/germ

An algorithm for scoring Generalised RNA Multivalency

Primary LanguageRMIT LicenseMIT

GeRM - Generalised RNA multivalency

Mutual homeostasis of charged proteins

Rupert Faraway, Neve Costello Heaven, Holly Digby, Oscar G Wilkins, Anob M Chakrabarti, Ira A Iosub, Lea Knez, Stefan L Ameres, Clemens Plaschka, Jernej Ule

bioRxiv (2023) https://doi.org/10.1101/2023.08.21.554177

Table of contents

  1. Introduction
  2. Installation
  3. Testing
  4. Quickstart
  5. Parameters

Introduction

GeRM is a command-line tool written in R and Rcpp to calculate Generalised RNA Multivalency Scores for user-supplied sequences. The custom functions are contained within the GeRM R package.

The algorithm

GeRM is calculated from a string of consecutive overlapping nucleotide sequences of length k (k-mers).

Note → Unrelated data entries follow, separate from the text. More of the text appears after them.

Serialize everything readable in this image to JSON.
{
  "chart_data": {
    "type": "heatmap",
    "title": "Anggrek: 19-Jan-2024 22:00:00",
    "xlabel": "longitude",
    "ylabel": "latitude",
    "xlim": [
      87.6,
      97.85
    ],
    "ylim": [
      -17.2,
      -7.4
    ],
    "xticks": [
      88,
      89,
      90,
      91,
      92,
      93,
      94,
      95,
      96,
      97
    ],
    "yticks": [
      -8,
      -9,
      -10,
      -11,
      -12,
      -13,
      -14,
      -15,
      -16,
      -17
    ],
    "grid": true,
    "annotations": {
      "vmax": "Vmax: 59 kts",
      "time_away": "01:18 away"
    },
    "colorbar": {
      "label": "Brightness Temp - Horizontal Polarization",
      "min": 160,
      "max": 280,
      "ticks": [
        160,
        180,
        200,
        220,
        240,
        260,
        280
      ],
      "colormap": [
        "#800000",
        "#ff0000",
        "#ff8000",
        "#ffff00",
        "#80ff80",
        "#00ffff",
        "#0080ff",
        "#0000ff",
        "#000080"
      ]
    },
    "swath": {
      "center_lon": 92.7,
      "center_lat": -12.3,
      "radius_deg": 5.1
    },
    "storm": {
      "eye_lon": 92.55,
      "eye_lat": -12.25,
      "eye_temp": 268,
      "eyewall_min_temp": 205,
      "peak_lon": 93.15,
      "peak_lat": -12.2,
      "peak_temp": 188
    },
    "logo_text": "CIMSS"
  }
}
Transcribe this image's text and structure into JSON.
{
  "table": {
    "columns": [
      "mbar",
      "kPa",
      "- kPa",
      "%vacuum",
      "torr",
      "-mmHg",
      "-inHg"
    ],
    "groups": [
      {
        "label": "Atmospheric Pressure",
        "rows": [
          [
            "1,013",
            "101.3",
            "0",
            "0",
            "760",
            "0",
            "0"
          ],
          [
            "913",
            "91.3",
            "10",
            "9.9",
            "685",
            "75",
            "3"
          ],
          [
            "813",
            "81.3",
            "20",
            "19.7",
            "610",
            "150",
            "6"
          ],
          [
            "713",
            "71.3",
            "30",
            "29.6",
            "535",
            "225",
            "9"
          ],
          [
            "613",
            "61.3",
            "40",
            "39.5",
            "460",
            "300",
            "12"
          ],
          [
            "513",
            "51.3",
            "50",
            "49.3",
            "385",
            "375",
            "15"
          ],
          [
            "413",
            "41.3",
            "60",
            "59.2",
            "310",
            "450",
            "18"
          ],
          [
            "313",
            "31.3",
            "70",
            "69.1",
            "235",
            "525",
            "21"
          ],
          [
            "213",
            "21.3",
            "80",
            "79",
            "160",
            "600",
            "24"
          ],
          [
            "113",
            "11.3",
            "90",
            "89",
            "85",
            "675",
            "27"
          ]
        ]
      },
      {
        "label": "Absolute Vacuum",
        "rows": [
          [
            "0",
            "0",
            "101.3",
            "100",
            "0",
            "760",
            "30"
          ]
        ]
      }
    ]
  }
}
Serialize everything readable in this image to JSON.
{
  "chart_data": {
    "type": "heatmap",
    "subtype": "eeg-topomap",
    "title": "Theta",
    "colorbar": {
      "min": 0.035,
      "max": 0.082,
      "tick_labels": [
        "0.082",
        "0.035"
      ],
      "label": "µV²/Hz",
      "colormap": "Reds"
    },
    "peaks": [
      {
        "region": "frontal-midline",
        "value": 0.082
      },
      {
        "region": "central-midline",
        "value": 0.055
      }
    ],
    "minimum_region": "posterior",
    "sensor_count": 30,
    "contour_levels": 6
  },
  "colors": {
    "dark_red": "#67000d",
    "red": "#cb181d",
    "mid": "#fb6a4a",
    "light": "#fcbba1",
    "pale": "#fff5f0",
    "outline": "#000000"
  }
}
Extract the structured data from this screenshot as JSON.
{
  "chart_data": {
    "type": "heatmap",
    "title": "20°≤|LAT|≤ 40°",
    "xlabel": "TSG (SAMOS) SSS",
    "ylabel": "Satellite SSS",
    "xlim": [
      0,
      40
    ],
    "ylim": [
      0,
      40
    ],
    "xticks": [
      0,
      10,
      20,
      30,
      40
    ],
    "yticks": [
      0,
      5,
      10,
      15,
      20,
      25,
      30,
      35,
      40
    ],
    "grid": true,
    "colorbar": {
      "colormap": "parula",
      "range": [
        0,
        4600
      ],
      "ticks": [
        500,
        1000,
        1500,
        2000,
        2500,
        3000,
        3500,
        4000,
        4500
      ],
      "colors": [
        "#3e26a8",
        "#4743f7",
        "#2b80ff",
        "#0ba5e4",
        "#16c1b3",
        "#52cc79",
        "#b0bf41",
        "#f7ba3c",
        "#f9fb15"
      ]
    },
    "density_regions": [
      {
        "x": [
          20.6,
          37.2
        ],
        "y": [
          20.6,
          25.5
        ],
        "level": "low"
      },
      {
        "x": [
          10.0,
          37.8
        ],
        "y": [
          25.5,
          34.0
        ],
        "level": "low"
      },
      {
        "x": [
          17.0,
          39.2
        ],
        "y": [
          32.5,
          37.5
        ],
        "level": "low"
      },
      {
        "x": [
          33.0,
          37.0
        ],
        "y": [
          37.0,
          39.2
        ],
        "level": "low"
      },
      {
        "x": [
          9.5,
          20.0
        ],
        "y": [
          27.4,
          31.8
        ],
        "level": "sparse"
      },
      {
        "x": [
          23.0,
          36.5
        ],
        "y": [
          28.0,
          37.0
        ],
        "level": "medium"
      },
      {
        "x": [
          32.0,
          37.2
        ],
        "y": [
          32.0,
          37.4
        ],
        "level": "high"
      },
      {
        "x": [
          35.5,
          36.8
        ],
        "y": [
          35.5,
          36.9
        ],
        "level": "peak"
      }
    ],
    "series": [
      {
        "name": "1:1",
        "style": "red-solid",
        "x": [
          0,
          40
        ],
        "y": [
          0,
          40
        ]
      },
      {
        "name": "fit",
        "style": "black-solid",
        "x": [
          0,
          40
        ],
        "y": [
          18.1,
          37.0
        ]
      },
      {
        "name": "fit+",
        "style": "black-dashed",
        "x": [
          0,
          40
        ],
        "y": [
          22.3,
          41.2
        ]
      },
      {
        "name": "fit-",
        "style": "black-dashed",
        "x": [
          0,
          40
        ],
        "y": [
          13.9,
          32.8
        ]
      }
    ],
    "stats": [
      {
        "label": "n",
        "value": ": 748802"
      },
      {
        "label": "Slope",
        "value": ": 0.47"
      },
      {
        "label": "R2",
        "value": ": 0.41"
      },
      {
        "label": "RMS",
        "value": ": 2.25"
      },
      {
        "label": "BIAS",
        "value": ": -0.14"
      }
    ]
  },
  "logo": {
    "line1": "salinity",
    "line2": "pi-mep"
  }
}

In non-mathematical terms, the GeRM score is calculated by comparing a k-mer to all the other k-mers that surround it in a fixed window. For each of the surrounding k-mers, the sequence similarity to the central k-mer is calculated from the negative exponent of the Hamming distance, such that k-mers with identical sequences have a high score and those with unrelated sequences have a low score. The constant λ determines how quickly this similarity score decays as sequences become more dissimilar to the central k-mer. This sequence similarity score is multiplied by a distance score, which decays linearly from 1 to 0 with distance from the central k-mer. k-mers that overlap with the central k-mer are ignored. For k-mers at the edges of transcripts, where the window exceeds the end of the transcript, all positions that fall outside of the transcript are given a score of 0. The sum of all the distance-weighted sequence similarities is summed to give the GeRM score.

For more details please see the Methods section of the manuscript.

Installation

To install GeRM, first clone the repository to your local computer with

git clone https://github.com/ulelab/germ.git

Then, there are two options for installing the dependencies.

1. Conda option (recommended)

If you have Conda on your system you can create a virtual environment which installs R and all the dependencies using the provided YAML. First move into the directory into which you cloned GeRM and then run:

bash create_env.sh

You can then activate the environment using:

conda activate germs

2. R option

GeRM requires R to be installed on your system and uses some R (optparse, devtools, data.table, tidyverse, scales, ggthemes, cowplot, patchwork, logger) and Bioconductor packages (Biostrings). If you have R already installed, you can install the GeRM R package by moving to the directory into which you cloned GeRM and then run:

R -e 'devtools:install()'

3. Docker option

We will soon have a GeRM Docker container available for use.

Testing

To test the installation has worked you can run the test script. This runs three sets of GeRM test for different sequences and parameters:

bash testrun.sh

Quickstart

GeRM can be run from the command line using:

Rscript germs.R --help

This will output the help for all the parameters that can be supplied to GeRM. The minimum is to provide a FASTA file with sequences for which to calculate GeRM scores (--fasta, -f)

Parameters

Basic

  • --fasta or -f is used to supply the input FASTA file with the sequences for which GeRM scores will be calculated.

  • --k_length or -k is used to supply the k-mer length with which to assess multivalency (default: 5).

  • --window_size or -w is used to supply the window size for calculating multivalency (default: 123).

  • --smoothing_size or -s is used to supply the smoothing window size (default: 123).

  • --output or -o is used to supply the output TSV filename. If one is not supplied, then it is generated using the fasta filename, k-mer length, window size and smoothing window size.

Customise GeRM calculation

  • --lambda is used to supply the lamba value for exponential decay scaling (default: 1).

  • --scaling_function is used to to supply a custom scaling function.

Visualisation

  • --transcripts or -t is used to provide either a comma-separated list of sequence names or a text file with one sequence name per line to plot.

  • --plot_folder or -p is used to specify the folder in which to output the plots (default: plots).

Other

  • --cores or -c is used to specify the number of cores to use for parallel processing (default: 4).

  • --logging or -l is used to specify the level of logging (default: INFO).